Вырождение. Литература и психиатрия в русской культуре конца XIX века - [66]
Итак, наследственность в деле развития в обществе душевных и нервных болезней имеет то серьезное значение, что она обязательно, в силу закона воспроизведения себе подобного потомства, в последующих поколениях дает нервные и душевные заболевания. Это факт, не подлежащий сомнению, факт, совершающийся у нас на глазах[680].

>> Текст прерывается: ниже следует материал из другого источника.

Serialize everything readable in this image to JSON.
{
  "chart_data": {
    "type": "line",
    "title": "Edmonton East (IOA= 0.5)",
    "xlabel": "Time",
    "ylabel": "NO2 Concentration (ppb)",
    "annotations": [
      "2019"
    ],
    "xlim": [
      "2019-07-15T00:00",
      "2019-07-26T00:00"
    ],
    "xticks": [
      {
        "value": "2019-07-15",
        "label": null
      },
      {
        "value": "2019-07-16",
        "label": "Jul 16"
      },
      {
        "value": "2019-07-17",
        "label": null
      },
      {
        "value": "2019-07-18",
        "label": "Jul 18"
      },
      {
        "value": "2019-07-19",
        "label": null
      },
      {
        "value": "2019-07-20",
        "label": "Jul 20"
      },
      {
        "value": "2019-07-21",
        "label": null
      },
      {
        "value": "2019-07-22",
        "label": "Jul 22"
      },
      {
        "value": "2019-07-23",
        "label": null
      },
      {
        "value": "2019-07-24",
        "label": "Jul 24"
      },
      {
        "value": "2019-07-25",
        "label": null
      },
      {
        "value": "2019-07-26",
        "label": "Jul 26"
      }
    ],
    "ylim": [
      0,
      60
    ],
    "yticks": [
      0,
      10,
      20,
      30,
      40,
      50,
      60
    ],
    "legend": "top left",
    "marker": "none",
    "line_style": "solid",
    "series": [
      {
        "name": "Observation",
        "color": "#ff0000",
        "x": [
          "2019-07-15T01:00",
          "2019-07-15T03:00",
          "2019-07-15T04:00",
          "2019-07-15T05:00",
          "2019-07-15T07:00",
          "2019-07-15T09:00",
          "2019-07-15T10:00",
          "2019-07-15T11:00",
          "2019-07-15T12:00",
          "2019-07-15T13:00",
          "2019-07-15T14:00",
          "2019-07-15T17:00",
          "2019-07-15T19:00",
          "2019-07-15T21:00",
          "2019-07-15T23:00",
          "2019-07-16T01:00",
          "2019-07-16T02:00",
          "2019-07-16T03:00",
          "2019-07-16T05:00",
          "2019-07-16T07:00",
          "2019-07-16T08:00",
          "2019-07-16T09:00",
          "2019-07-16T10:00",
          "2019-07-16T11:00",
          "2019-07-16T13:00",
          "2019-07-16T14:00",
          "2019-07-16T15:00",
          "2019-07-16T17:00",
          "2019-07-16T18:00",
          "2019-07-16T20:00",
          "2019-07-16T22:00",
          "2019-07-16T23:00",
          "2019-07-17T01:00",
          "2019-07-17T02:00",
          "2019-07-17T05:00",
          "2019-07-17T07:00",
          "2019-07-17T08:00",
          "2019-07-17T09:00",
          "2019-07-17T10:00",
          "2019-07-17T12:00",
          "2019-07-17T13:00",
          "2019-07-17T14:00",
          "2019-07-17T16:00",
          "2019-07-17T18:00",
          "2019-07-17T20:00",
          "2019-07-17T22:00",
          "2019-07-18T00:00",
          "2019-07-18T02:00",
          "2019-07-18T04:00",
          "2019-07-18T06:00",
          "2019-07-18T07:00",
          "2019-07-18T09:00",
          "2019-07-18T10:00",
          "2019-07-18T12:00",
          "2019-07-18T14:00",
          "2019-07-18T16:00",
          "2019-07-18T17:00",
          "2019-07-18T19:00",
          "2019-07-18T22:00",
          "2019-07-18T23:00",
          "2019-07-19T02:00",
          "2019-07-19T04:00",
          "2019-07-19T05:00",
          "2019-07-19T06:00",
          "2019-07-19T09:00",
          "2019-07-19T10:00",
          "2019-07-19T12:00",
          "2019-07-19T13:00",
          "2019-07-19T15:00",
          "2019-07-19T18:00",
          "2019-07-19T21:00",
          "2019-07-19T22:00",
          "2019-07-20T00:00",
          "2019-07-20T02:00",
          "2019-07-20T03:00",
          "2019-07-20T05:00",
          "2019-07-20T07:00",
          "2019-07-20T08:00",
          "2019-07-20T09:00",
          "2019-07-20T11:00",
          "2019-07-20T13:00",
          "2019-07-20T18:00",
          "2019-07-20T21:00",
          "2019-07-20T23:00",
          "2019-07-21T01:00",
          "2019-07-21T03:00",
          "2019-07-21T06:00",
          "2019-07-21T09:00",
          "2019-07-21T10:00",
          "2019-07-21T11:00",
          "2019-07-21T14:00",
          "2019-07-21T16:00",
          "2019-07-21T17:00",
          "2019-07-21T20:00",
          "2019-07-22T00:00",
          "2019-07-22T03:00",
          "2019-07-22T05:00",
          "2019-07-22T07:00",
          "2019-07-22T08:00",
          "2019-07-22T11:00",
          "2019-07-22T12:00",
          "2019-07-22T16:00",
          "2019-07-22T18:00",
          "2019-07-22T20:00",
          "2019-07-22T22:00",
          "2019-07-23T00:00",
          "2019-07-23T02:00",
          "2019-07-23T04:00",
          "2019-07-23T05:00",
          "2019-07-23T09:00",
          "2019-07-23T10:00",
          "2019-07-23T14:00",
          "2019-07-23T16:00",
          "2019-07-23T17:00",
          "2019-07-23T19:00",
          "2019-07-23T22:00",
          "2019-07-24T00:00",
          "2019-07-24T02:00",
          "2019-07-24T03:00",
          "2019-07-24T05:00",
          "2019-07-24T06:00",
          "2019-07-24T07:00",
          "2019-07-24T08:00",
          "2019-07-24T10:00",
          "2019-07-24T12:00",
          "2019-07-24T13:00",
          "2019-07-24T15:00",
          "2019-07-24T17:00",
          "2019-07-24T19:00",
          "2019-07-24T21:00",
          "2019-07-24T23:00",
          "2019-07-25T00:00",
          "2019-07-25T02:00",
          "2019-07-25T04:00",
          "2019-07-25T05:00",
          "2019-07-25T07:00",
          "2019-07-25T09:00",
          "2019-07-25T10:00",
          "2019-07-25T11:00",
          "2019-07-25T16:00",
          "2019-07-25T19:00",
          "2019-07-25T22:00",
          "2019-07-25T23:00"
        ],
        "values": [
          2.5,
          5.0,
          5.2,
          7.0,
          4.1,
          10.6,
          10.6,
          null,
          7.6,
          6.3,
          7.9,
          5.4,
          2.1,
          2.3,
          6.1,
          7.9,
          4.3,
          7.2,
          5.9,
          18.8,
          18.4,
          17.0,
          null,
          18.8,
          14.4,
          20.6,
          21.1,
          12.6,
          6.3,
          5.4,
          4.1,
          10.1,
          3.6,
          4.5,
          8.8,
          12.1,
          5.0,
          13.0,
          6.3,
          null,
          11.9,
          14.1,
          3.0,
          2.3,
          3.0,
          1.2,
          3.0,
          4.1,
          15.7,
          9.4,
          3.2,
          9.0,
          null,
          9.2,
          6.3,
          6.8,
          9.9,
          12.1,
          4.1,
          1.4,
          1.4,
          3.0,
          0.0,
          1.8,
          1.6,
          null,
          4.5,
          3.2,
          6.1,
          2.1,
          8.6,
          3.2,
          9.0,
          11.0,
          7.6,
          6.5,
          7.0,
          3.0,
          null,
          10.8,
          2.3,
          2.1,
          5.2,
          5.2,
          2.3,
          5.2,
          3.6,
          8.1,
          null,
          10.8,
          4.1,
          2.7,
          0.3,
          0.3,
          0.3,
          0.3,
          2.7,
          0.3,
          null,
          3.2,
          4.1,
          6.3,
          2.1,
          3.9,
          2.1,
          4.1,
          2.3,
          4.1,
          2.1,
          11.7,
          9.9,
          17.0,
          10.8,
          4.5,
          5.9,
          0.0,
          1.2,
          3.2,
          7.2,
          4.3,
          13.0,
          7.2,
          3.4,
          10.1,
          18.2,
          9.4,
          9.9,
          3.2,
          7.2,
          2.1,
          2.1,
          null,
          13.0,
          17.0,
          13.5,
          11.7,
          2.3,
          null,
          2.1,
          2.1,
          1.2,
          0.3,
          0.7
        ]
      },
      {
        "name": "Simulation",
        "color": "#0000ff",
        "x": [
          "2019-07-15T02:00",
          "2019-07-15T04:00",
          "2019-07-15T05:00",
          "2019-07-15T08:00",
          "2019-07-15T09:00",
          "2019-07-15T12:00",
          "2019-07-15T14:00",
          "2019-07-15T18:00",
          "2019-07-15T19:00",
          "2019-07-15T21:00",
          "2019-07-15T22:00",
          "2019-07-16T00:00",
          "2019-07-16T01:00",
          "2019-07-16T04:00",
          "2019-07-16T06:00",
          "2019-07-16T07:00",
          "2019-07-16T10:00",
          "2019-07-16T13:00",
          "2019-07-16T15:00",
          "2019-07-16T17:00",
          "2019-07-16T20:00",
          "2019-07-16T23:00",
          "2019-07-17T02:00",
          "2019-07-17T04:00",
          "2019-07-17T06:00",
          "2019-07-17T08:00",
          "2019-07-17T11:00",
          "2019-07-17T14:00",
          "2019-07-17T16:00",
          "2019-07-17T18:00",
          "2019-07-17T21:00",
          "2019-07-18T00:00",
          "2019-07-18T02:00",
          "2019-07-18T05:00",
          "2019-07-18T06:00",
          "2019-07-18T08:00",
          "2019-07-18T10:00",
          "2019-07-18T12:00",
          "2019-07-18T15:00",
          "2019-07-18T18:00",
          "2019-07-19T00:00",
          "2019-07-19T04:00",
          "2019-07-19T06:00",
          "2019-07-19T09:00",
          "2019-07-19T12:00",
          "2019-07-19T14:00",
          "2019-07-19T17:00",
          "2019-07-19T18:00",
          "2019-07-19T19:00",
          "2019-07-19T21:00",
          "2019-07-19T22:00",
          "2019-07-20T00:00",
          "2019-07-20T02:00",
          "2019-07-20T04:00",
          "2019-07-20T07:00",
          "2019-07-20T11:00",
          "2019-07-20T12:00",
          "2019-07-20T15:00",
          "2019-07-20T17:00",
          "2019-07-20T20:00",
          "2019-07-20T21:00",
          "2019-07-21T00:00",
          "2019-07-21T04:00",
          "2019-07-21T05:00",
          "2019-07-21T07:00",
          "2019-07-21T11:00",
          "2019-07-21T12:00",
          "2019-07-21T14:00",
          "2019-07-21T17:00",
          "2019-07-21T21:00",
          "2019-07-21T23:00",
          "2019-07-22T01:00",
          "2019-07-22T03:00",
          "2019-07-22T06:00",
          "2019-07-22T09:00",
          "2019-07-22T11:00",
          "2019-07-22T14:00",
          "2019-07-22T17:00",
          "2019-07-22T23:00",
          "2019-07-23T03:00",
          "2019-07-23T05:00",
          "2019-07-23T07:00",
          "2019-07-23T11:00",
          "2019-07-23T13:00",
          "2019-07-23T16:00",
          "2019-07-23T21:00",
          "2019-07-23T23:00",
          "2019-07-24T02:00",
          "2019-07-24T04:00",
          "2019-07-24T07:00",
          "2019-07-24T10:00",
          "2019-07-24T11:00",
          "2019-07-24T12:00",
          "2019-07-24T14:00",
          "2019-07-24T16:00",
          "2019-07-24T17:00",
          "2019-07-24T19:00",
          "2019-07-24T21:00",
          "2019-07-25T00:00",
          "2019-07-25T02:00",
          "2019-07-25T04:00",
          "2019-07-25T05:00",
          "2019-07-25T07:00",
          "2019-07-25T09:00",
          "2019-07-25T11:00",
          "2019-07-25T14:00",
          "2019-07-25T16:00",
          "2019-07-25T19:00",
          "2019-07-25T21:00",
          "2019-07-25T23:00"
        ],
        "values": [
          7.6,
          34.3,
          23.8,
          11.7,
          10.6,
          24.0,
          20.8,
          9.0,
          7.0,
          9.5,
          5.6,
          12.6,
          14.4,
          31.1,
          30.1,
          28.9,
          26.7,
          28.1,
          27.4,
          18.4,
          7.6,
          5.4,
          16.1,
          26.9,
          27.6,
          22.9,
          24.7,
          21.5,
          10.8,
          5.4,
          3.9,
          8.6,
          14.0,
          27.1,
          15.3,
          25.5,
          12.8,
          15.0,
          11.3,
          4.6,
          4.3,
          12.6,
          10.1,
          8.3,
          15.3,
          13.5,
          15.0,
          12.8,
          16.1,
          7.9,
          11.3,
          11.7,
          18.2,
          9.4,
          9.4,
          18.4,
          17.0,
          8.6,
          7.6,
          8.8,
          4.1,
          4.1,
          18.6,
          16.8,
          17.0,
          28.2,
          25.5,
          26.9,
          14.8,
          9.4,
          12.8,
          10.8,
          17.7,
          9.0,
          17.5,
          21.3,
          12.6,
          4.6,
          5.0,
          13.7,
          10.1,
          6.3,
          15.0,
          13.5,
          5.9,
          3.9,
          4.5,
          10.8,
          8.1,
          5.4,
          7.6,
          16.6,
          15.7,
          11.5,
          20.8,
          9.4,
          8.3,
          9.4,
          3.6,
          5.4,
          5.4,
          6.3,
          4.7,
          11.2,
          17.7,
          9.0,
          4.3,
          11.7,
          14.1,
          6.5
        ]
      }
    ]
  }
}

За этим (почти наивным) признанием неразрешимой дихотомии метафизической тайны и объективных фактов, заключенной в законе наследования, следует пространный анализ конкретного случая, на примере которого Ковалевский объясняет читателю-неспециалисту суть теории вырождения. Под заголовком «История болезней»[681] ученый рассказывает вымышленную историю семейства Демидовых, которая – как раз в силу вымышленного характера – оказывается «идеальным» воплощением нарративной схемы: «Вместо того чтобы представлять сухое перечисление клинических картин болезней, о которых я намерен говорить, я позволю себе представить историю болезней одного семейства, разумеется, семейства воображаемого»[682]. В своем просветительском энтузиазме Ковалевский вновь невольно обнажает «слепое пятно» научной теории, которая позволяет представить доказательства лишь постольку, поскольку частные клинические наблюдения удается связать в повествовательное целое.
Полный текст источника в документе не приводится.